You may have read or heard something about Polaroid's giant 20 x 24 Land Camera. On a recent trip to New York, I had a chance to see one in action.

Shooting with the 20 x 24 is not exactly like taking snapshots with a hand-held instant camera: First of all, the camera is big -- and impressive. In the white-walled studio it stood in splendid isolation, its rich mahogany surfaces gleaming and the black bellows relaxed in soft accordion folds. It looked like a well-kept heirloom restored to museum condition: not the kind of camera you just walk up to without being introduced.

Closer inspection showed that the 20 x 24 was really a 8 x 10 studio camera blown up and modified to use a 20-inch-wide strip of Polacolor film. The camera weighs 200 pounds and has a bellows extension of five feet. Packed, it measures 25" by 41" by 59".
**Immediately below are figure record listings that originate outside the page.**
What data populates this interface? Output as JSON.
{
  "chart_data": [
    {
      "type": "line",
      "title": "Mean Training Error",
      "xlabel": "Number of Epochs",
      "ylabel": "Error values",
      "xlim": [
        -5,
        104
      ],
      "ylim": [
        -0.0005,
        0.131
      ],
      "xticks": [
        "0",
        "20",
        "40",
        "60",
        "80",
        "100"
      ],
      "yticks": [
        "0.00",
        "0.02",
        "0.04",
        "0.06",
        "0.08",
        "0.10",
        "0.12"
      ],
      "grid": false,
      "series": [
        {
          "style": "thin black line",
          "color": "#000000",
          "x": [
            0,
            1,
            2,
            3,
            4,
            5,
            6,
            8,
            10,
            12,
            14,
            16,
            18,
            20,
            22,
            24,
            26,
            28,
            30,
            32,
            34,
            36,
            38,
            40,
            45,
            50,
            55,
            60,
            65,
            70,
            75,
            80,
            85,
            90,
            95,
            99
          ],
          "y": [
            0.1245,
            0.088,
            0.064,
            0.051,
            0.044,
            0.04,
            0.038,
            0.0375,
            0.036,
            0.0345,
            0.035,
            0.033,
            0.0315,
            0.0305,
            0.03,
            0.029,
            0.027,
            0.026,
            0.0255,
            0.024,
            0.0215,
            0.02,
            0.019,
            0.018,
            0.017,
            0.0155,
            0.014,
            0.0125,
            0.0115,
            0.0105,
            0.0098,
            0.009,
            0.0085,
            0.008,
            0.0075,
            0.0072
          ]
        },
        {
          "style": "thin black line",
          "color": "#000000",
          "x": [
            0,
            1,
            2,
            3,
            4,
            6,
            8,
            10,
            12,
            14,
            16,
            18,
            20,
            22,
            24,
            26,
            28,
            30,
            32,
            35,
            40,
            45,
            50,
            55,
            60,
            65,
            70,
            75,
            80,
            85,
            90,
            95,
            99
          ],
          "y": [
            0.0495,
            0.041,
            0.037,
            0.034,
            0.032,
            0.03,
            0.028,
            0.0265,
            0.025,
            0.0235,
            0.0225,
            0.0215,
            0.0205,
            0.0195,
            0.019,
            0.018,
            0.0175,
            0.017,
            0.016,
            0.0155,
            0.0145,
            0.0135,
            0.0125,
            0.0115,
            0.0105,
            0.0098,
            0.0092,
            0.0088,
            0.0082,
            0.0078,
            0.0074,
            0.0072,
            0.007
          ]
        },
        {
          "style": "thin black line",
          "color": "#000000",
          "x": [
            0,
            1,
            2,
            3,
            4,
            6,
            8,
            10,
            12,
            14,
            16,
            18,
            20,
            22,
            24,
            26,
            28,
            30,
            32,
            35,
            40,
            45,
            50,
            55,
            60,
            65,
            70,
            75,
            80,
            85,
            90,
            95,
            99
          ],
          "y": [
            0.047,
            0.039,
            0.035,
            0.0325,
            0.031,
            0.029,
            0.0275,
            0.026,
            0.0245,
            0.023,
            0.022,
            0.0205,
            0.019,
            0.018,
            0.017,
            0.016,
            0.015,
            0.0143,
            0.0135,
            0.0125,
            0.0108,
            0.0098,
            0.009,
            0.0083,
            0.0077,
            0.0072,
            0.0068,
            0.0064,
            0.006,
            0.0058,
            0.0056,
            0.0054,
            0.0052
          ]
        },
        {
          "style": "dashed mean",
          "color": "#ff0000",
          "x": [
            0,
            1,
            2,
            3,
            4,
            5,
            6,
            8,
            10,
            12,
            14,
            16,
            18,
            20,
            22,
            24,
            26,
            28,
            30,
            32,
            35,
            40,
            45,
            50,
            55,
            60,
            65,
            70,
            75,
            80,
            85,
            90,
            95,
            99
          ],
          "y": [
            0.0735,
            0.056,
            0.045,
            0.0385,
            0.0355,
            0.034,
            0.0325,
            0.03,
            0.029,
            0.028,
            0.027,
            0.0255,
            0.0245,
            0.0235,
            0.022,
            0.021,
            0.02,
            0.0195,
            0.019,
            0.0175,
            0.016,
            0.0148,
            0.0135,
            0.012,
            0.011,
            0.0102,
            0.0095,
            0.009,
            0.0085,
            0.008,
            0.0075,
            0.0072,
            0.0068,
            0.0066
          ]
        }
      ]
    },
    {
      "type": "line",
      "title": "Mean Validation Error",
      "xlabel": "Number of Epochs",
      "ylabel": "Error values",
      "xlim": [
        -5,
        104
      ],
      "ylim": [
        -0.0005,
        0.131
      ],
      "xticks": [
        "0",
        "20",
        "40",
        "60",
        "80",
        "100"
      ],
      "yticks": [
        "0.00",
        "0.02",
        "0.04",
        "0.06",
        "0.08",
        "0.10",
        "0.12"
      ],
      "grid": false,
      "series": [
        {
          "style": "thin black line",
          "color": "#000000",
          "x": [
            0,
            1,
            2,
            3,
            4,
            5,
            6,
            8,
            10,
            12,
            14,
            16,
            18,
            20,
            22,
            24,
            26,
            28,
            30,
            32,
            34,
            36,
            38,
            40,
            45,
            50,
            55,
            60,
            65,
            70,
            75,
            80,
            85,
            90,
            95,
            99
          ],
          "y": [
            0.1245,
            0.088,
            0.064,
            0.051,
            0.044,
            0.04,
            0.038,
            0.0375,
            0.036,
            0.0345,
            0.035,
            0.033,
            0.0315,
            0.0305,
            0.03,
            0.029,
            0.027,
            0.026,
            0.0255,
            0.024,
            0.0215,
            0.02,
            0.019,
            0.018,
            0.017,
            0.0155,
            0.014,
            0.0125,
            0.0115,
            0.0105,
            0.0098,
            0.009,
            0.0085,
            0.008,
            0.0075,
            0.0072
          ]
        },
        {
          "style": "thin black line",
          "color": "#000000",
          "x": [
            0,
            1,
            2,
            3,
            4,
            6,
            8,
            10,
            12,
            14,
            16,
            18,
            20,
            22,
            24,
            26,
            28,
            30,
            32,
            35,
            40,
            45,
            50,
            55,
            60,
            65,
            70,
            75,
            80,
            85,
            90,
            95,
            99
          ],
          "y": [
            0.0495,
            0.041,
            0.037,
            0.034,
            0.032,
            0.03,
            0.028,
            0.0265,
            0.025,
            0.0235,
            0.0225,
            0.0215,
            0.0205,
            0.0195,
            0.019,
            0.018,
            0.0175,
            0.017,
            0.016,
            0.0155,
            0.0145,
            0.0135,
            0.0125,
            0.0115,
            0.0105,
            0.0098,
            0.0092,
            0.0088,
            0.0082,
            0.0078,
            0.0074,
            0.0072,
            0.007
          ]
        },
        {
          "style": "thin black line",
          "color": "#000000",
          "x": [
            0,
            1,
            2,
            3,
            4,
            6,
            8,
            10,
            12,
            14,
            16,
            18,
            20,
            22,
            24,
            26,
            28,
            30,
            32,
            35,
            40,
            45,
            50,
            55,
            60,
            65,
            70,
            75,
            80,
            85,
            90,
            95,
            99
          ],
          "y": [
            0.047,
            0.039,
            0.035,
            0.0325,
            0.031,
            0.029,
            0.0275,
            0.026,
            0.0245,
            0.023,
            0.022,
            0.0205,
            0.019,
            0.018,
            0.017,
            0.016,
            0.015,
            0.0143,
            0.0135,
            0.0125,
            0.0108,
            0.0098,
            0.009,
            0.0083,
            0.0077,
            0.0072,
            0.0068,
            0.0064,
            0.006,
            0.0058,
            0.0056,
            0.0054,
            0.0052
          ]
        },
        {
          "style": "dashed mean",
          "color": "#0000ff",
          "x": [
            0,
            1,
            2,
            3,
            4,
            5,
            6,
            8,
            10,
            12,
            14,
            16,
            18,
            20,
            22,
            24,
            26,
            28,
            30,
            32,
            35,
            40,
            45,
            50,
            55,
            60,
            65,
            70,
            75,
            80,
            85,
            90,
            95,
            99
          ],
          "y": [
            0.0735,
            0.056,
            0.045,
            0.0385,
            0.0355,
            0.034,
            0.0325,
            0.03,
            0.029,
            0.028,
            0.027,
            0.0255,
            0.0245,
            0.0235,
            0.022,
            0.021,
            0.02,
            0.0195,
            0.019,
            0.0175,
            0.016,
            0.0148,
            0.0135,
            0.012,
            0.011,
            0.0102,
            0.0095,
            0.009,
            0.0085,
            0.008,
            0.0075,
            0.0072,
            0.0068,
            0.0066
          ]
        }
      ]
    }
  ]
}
Despite its bulk, it can be nimble. The film plane can tilt 15 degrees and rise 18 to 95 inches. The lens can also tilt 15 degrees, rise 24 inches, swing 15 inches and shift 6 inches -- not bad for a pictorial pachyderm. The 10 lenses available range from 127 mm (five inches) up to 1200 mm (48 inches).
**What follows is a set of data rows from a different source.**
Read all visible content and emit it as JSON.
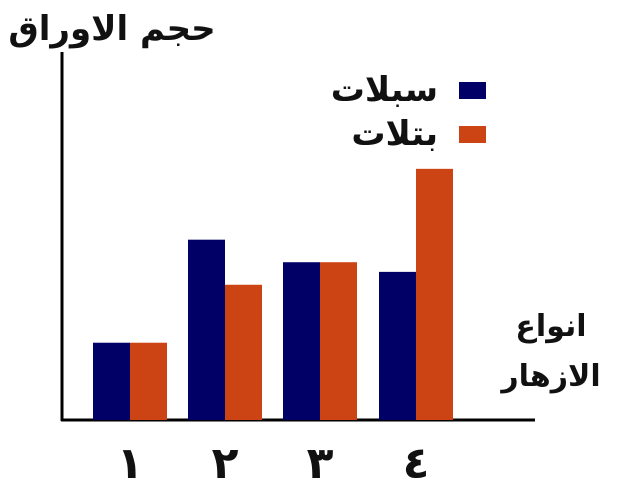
{
  "chart_data": {
    "type": "bar",
    "title": "",
    "ylabel": "حجم الاوراق",
    "xlabel": [
      "انواع",
      "الازهار"
    ],
    "categories": [
      "١",
      "٢",
      "٣",
      "٤"
    ],
    "ylim": [
      0,
      100
    ],
    "grid": false,
    "legend_position": "top-right",
    "series": [
      {
        "name": "سبلات",
        "color": "#000066",
        "values": [
          24,
          56,
          49,
          46
        ]
      },
      {
        "name": "بتلات",
        "color": "#cc4414",
        "values": [
          24,
          42,
          49,
          78
        ]
      }
    ]
  }
}
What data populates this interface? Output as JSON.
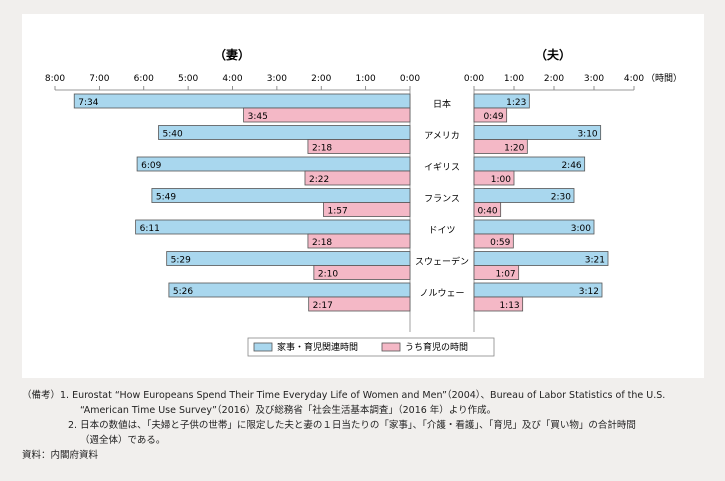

In fact, the 20 x 24 has done such jobs as portraying President Jimmy Carter by maestro Ansel Adams; capturing the enlarged brushstrokes of Impressionist painter Monet, and copying the 3500 B.C. Biblos death mask as well as the 3,000-carat amethyst head of the Egyptian pharoah, Ramses II.

But the interior is what makes this camera unique. It contains a giant roll of light-sensitive film, a roll of positive sheet and a magazine that holds 15 pods of chemical reagents. After the picture is taken, a button is pushed to start a motor that then processes the film by breaking one of the pods and spreading the reagent between the light-sensitive material and the positive sheet by means of a set of titanium rollers.
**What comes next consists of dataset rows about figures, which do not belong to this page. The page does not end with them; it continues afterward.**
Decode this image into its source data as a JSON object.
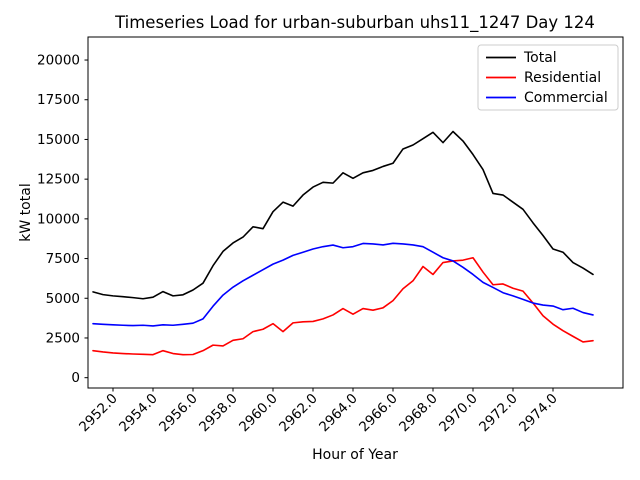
{
  "figure": {
    "title": "Timeseries Load for urban-suburban uhs11_1247  Day 124"
  },
  "axes": {
    "x": {
      "label": "Hour of Year",
      "tick_values": [
        2952,
        2954,
        2956,
        2958,
        2960,
        2962,
        2964,
        2966,
        2968,
        2970,
        2972,
        2974
      ],
      "tick_labels": [
        "2952.0",
        "2954.0",
        "2956.0",
        "2958.0",
        "2960.0",
        "2962.0",
        "2964.0",
        "2966.0",
        "2968.0",
        "2970.0",
        "2972.0",
        "2974.0"
      ]
    },
    "y": {
      "label": "kW total",
      "tick_values": [
        0,
        2500,
        5000,
        7500,
        10000,
        12500,
        15000,
        17500,
        20000
      ],
      "tick_labels": [
        "0",
        "2500",
        "5000",
        "7500",
        "10000",
        "12500",
        "15000",
        "17500",
        "20000"
      ]
    }
  },
  "legend": {
    "items": [
      {
        "label": "Total",
        "color": "#000000"
      },
      {
        "label": "Residential",
        "color": "#ff0000"
      },
      {
        "label": "Commercial",
        "color": "#0000ff"
      }
    ]
  },
  "chart_data": {
    "type": "line",
    "title": "Timeseries Load for urban-suburban uhs11_1247  Day 124",
    "xlabel": "Hour of Year",
    "ylabel": "kW total",
    "xlim": [
      2950.75,
      2977.5
    ],
    "ylim": [
      -650,
      21450
    ],
    "grid": false,
    "legend_position": "upper right",
    "x": [
      2951,
      2951.5,
      2952,
      2952.5,
      2953,
      2953.5,
      2954,
      2954.5,
      2955,
      2955.5,
      2956,
      2956.5,
      2957,
      2957.5,
      2958,
      2958.5,
      2959,
      2959.5,
      2960,
      2960.5,
      2961,
      2961.5,
      2962,
      2962.5,
      2963,
      2963.5,
      2964,
      2964.5,
      2965,
      2965.5,
      2966,
      2966.5,
      2967,
      2967.5,
      2968,
      2968.5,
      2969,
      2969.5,
      2970,
      2970.5,
      2971,
      2971.5,
      2972,
      2972.5,
      2973,
      2973.5,
      2974,
      2974.5,
      2975,
      2975.5,
      2976
    ],
    "series": [
      {
        "name": "Total",
        "color": "#000000",
        "values": [
          5400,
          5230,
          5150,
          5100,
          5040,
          4970,
          5070,
          5420,
          5150,
          5220,
          5520,
          5950,
          7050,
          7950,
          8480,
          8850,
          9500,
          9380,
          10450,
          11050,
          10800,
          11500,
          12000,
          12300,
          12250,
          12900,
          12550,
          12900,
          13050,
          13300,
          13500,
          14400,
          14650,
          15050,
          15450,
          14800,
          15500,
          14900,
          14050,
          13100,
          11600,
          11500,
          11050,
          10600,
          9750,
          8950,
          8100,
          7900,
          7250,
          6900,
          6500
        ]
      },
      {
        "name": "Residential",
        "color": "#ff0000",
        "values": [
          1700,
          1620,
          1560,
          1520,
          1490,
          1470,
          1450,
          1700,
          1520,
          1450,
          1460,
          1700,
          2050,
          2000,
          2350,
          2450,
          2900,
          3050,
          3400,
          2900,
          3450,
          3520,
          3540,
          3700,
          3950,
          4350,
          4000,
          4350,
          4250,
          4400,
          4850,
          5600,
          6100,
          7000,
          6500,
          7250,
          7350,
          7400,
          7550,
          6650,
          5850,
          5900,
          5630,
          5450,
          4700,
          3900,
          3370,
          2960,
          2600,
          2250,
          2330
        ]
      },
      {
        "name": "Commercial",
        "color": "#0000ff",
        "values": [
          3400,
          3360,
          3330,
          3300,
          3280,
          3300,
          3260,
          3330,
          3300,
          3360,
          3430,
          3700,
          4500,
          5200,
          5700,
          6100,
          6450,
          6800,
          7150,
          7400,
          7700,
          7900,
          8100,
          8250,
          8350,
          8180,
          8250,
          8450,
          8420,
          8360,
          8460,
          8420,
          8360,
          8250,
          7900,
          7550,
          7350,
          6950,
          6500,
          6000,
          5680,
          5350,
          5150,
          4930,
          4700,
          4570,
          4510,
          4280,
          4370,
          4100,
          3950
        ]
      }
    ]
  }
}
The finished print as it comes out of the camera is no instant beauty. In fact, it looks black, and not until 75 seconds have passed can the black be peeled off to reveal the supersize-supercolor snapshot.

By now, I'm sure you've gotten the idea that the 20 x 24 is not only a big camera but may also be a big deal -- and it is. This one is not for fun -- unless you think that $1,000 a day and $25 a print is funny.

Taking instant pictures this size is serious business, and Polaroid reserves this one for the pros. For them, the price -- which includes studio space, materials and an expert who assists -- is within reach. The unique opportunity of shooting one-to-one size imagery, the ability to correct instantly and change composition and lighting, offset the cost.

The 20 x 24s are all custom-made, and Polaroid isn't tuning up for mass production. What it's doing is giving noted photographers an opportunity to experiment with the models that do exist. Besides the one at Polaroid's 20 x 24 Studio at 20 Ames Street in Cambridge, Massachusetts, it has another on tour at the Paskarcik Studio, 1200 Broadway (at 29th Street) in New York City. More tours are planned, and you may find one of these giant cameras near you. Meanwhile, if you're in Cambridge, call 617/864-6000 (in New York 212/683-3030) for a chance to see how they are made or try your own hand at making a giant instant. Q: Is there any way to shoot color shots with fluorescent light so that the color is good instead of a sick green? And how about flash -- will that correct the color? A: There are two reddish-colored filters made that will correct the lack of red in fluorescent lighting. They are called FLD for daylight film and FLB for indoor tungsten. I've had very good color with the FLB (with some manufacturers FL-T) and Type B (tungsten) indoor Ektachrome film, but if you're only an occasional shooter you may prefer the FLD and just put that on when going indoors for the fluorescent shots.

There are many types of fluorescent lights and each takes a special filter if you want absolute color correction, but for general use the FLD or FLB or FL-T filters will give sufficient correction.

Flash can be used to correct the color balance of fluorescent-lighted scenes. In an average-size room a bounce flash will mix with the fluorescent light and correct the color. For the technique, just use the regular bounce-flash exposure and ignore the fluorescent light output. In larger rooms a straight-on flash from a distance will provide correction. When using flash-fluorescent light, slow your shutter speed so that the lighting in the room will additionally register. Q: We have an old Eastman camera that took excellent 3 1/2-by-5 7/8 pictures -- postcard size. This camera used a 122 size film, which seems to be discontinued. Do you know of any film that can be substituted? A: I called Tom Bates, Eastman technical representative, and he told me you were out of luck. Indeed, Eastman no longer spools this size film. Tom added that he has a similar model and has been able to take pictures by spooling 90-mm width film, which can be bought in 100-foot lengths. But this solution is one for experts, since you'll also need to place protective paper in back of the film and align numbers that will correspond to the original 122 film so you can tell how far to advance the roll for the next picture.